Data warehousing is a crucial part of any massive data initiative. Unfortunately, data warehousing is a potentially confusing and complex process that has deep consequences when performed improperly. A data warehouse that is not properly implemented, organized, and managed turns access into a stumbling block.
One benefit of establishing and optimizing your data warehouse is that it becomes much easier to run advanced search- and AI-driven analytics based on even large volumes of data from multiple sources contained within. This is a functionality most organizations will need down the line.
A good data strategy starts with good data warehousing. While there’s no one-size-fits-all approach, there are best practices to guide organizations in adopting an effective strategy.
Make these your priority as you engineer the ideal data warehouse:
– 1. Ensure Executive Buy In – A data warehouse should not be thought of as an IT initiative. Rather, it should be considered a critical asset for every department and professionals at all levels. To get the necessary institutional support, executive in the C-suite must understand and endorse the project fully.
– 2. Define KPIs and Expected ROI – Data warehousing has a lot of potential, but it shouldn’t be assumed to be working perfectly. Clearly defining performance indicators at the start helps to track the progress and impact. Setting benchmarks for ROI also ensures that data warehousing is delivering as much as it promises.

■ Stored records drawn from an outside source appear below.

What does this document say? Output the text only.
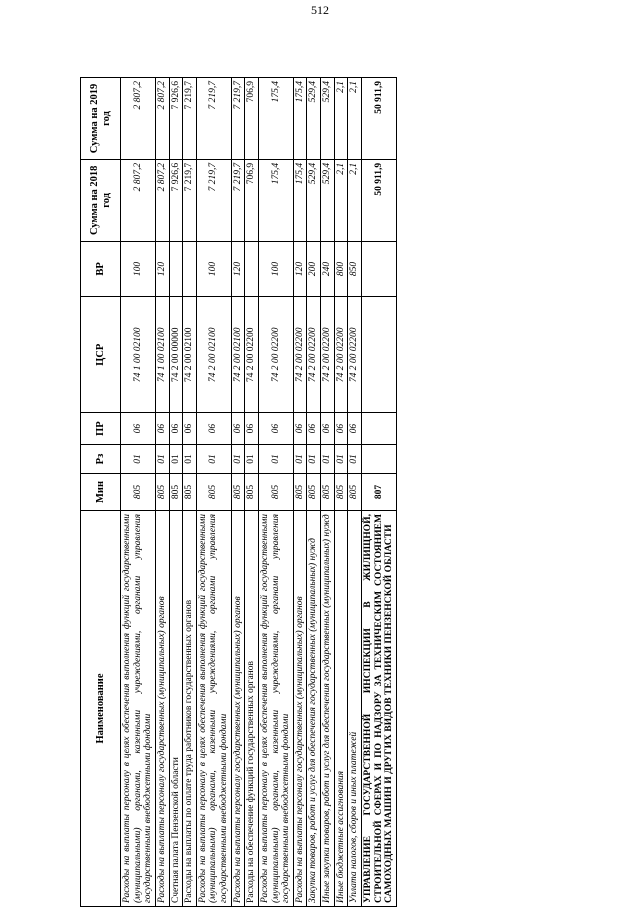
512
Наименование	Мин	Рз	ПР	ЦСР	ВР	Сумма на 2018 год	Сумма на 2019 год
Расходы на выплаты персоналу в целях обеспечения выполнения функций государственными (муниципальными) органами, казенными учреждениями, органами управления государственными внебюджетными фондами	805	01	06	74 1 00 02100	100	2 807,2	2 807,2
Расходы на выплаты персоналу государственных (муниципальных) органов	805	01	06	74 1 00 02100	120	2 807,2	2 807,2
Счетная палата Пензенской области	805	01	06	74 2 00 00000		7 926,6	7 926,6
Расходы на выплаты по оплате труда работников государственных органов	805	01	06	74 2 00 02100		7 219,7	7 219,7
Расходы на выплаты персоналу в целях обеспечения выполнения функций государственными (муниципальными) органами, казенными учреждениями, органами управления государственными внебюджетными фондами	805	01	06	74 2 00 02100	100	7 219,7	7 219,7
Расходы на выплаты персоналу государственных (муниципальных) органов	805	01	06	74 2 00 02100	120	7 219,7	7 219,7
Расходы на обеспечение функций государственных органов	805	01	06	74 2 00 02200		706,9	706,9
Расходы на выплаты персоналу в целях обеспечения выполнения функций государственными (муниципальными) органами, казенными учреждениями, органами управления государственными внебюджетными фондами	805	01	06	74 2 00 02200	100	175,4	175,4
Расходы на выплаты персоналу государственных (муниципальных) органов	805	01	06	74 2 00 02200	120	175,4	175,4
Закупка товаров, работ и услуг для обеспечения государственных (муниципальных) нужд	805	01	06	74 2 00 02200	200	529,4	529,4
Иные закупки товаров, работ и услуг для обеспечения государственных (муниципальных) нужд	805	01	06	74 2 00 02200	240	529,4	529,4
Иные бюджетные ассигнования	805	01	06	74 2 00 02200	800	2,1	2,1
Уплата налогов, сборов и иных платежей	805	01	06	74 2 00 02200	850	2,1	2,1
УПРАВЛЕНИЕ ГОСУДАРСТВЕННОЙ ИНСПЕКЦИИ В ЖИЛИЩНОЙ, СТРОИТЕЛЬНОЙ СФЕРАХ И ПО НАДЗОРУ ЗА ТЕХНИЧЕСКИМ СОСТОЯНИЕМ САМОХОДНЫХ МАШИН И ДРУГИХ ВИДОВ ТЕХНИКИ ПЕНЗЕНСКОЙ ОБЛАСТИ	807					50 911,9	50 911,9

– 3. Start Early – The time to begin implementing a data warehouse is before or possibly while implementing enterprise-class technologies. Creating a data warehouse ensures that these technologies have a deep pool of historical data to draw from, increasing their utility and capability significantly.
– 4. Speak with a Specialized Consultant – Since every data warehouse is different, it helps to seek out someone with IT expertise relevant to your specific industry. That way the data warehouse incorporates all the most relevant data and responds to the unique workflows of someone in finance, manufacturing, sales, or marketing.

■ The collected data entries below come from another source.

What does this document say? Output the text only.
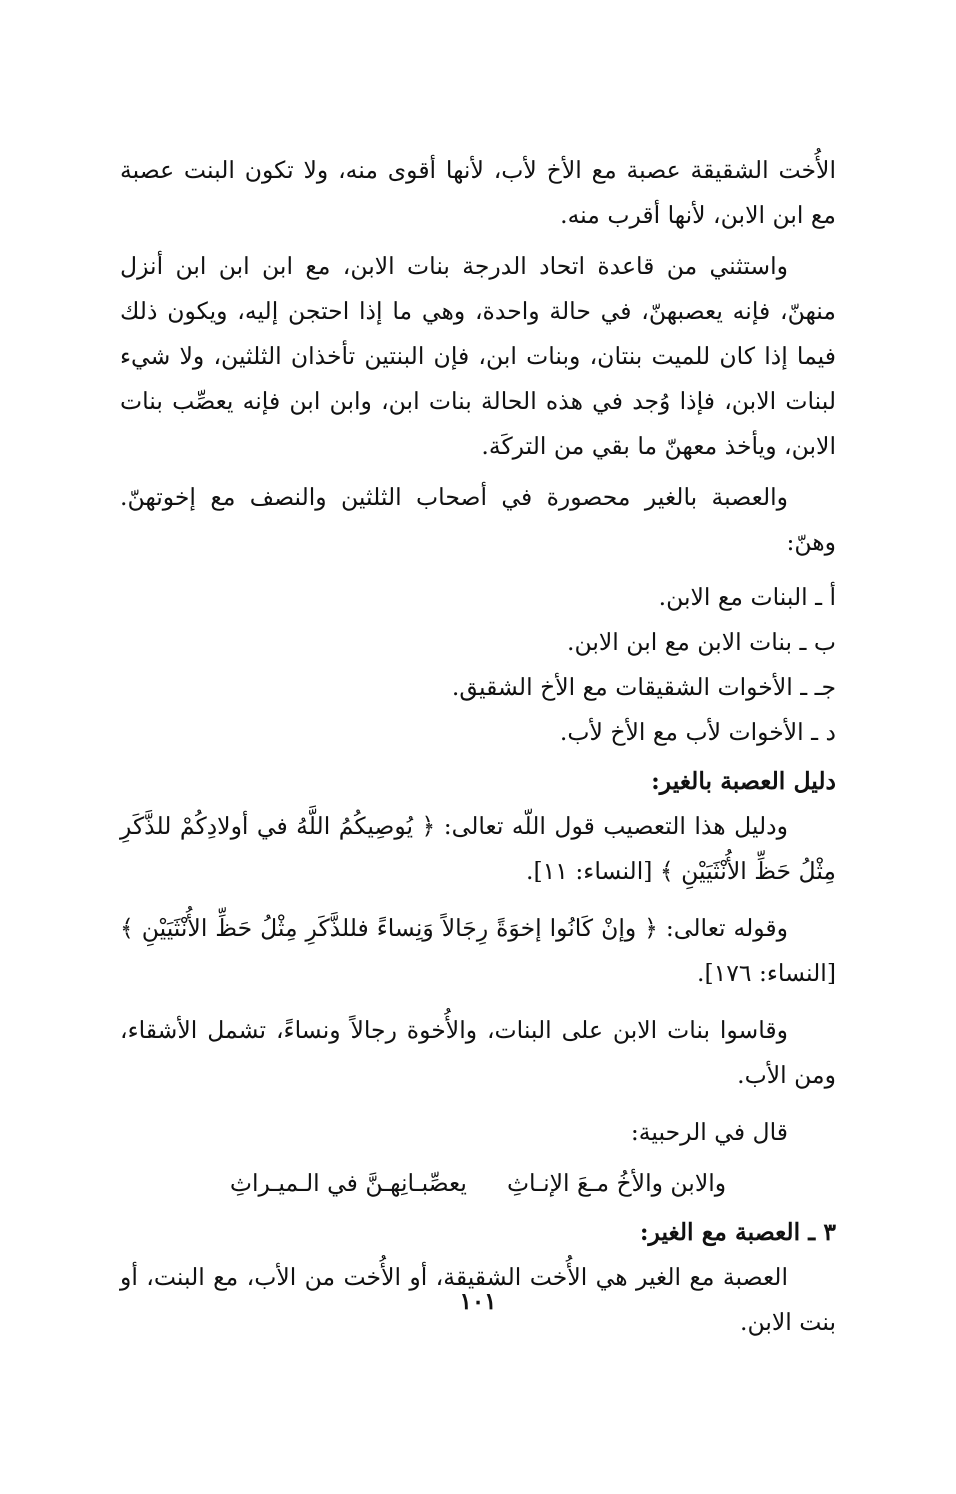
الأُخت الشقيقة عصبة مع الأخ لأب، لأنها أقوى منه، ولا تكون البنت عصبة مع ابن الابن، لأنها أقرب منه.

واستثني من قاعدة اتحاد الدرجة بنات الابن، مع ابن ابن ابن أنزل منهنّ، فإنه يعصبهنّ، في حالة واحدة، وهي ما إذا احتجن إليه، ويكون ذلك فيما إذا كان للميت بنتان، وبنات ابن، فإن البنتين تأخذان الثلثين، ولا شيء لبنات الابن، فإذا وُجد في هذه الحالة بنات ابن، وابن ابن فإنه يعصِّب بنات الابن، ويأخذ معهنّ ما بقي من التركَة.

والعصبة بالغير محصورة في أصحاب الثلثين والنصف مع إخوتهنّ. وهنّ:

أ ـ البنات مع الابن.

ب ـ بنات الابن مع ابن الابن.

جـ ـ الأخوات الشقيقات مع الأخ الشقيق.

د ـ الأخوات لأب مع الأخ لأب.

دليل العصبة بالغير:

ودليل هذا التعصيب قول اللّه تعالى: ﴿ يُوصِيكُمُ اللَّهُ في أولادِكُمْ للذَّكَرِ مِثْلُ حَظِّ الأُنْثَيَيْنِ ﴾ [النساء: ١١].

وقوله تعالى: ﴿ وإنْ كَانُوا إخوَةً رِجَالاً وَنِساءً فللذَّكَرِ مِثْلُ حَظِّ الأُنْثَيَيْنِ ﴾ [النساء: ١٧٦].

وقاسوا بنات الابن على البنات، والأُخوة رجالاً ونساءً، تشمل الأشقاء، ومن الأب.

قال في الرحبية:

والابن والأخُ مـعَ الإنـاثِ
يعصِّبـانِهـنَّ في الـميـراثِ

٣ ـ العصبة مع الغير:

العصبة مع الغير هي الأُخت الشقيقة، أو الأُخت من الأب، مع البنت، أو بنت الابن.

١٠١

– 5. Study the Data Sources – The average business relies on multiple different system to generate data. Some of those may be interoperable now or some may not. Either way, they need to be interoperable with the data warehouse to seamlessly grow the size of the data set. Investigating integration issues early removes a lot of roadblocks further along.
– 6. Plan to Scale and Evolve – Data empowers businesses to grow and expand into new markets and target demographics. That means the data warehouses that businesses start with must be able to keep pace with that growth. Constructing a warehouse that is both flexible and extensible keep companies from becoming victims of their own success.

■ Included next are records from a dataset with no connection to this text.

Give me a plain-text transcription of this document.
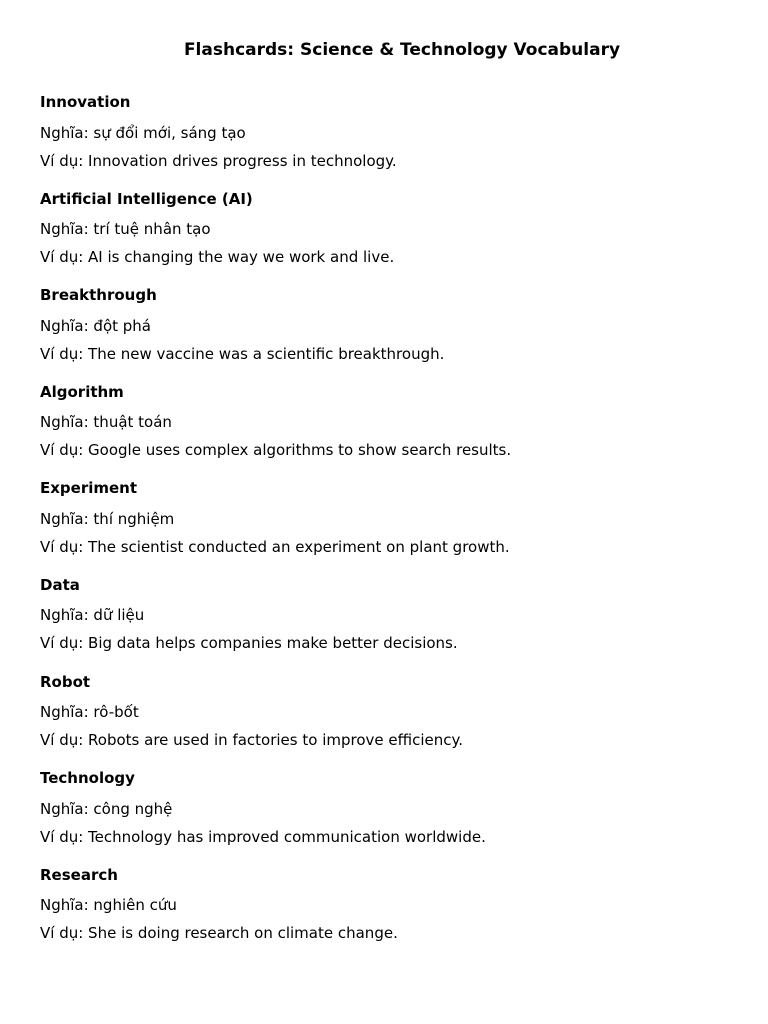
Flashcards: Science & Technology Vocabulary
Innovation
Nghĩa: sự đổi mới, sáng tạo
Ví dụ: Innovation drives progress in technology.
Artificial Intelligence (AI)
Nghĩa: trí tuệ nhân tạo
Ví dụ: AI is changing the way we work and live.
Breakthrough
Nghĩa: đột phá
Ví dụ: The new vaccine was a scientific breakthrough.
Algorithm
Nghĩa: thuật toán
Ví dụ: Google uses complex algorithms to show search results.
Experiment
Nghĩa: thí nghiệm
Ví dụ: The scientist conducted an experiment on plant growth.
Data
Nghĩa: dữ liệu
Ví dụ: Big data helps companies make better decisions.
Robot
Nghĩa: rô-bốt
Ví dụ: Robots are used in factories to improve efficiency.
Technology
Nghĩa: công nghệ
Ví dụ: Technology has improved communication worldwide.
Research
Nghĩa: nghiên cứu
Ví dụ: She is doing research on climate change.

– 7. Prioritize Intuitive Access – Like most complex IT systems, data warehouses run the risk of becoming inaccessible and unwieldy as they grow larger. In other words, they become less manageable at the same time they become more important. Engineering the warehouse in a way that is intuitive and accessible for the largest number of stakeholders should be a priority from the outset.
– 8. Practice Data Governance and Auditing – Establishing strict governance at the start ensures that data warehouses evolve in a standardized and systematic way. Regularly auditing the warehouse confirms that governance is having the intended effect.
– 9. Incorporate Business Perspectives – Building a data warehouse traditionally falls to the IT team, but the warehouse is used by departments across the enterprise. Since business use is the intended purpose, the IT team should have or be able to access expertise on how business intelligence is utilized and why it’s required. That perspective leads to a more functional data warehouse overall.
There is still much left to plan before your data warehouse gets off the ground. But these best practices are a sound road-map. And once your warehouse is up and running, the complete power of data is instantly at your disposal.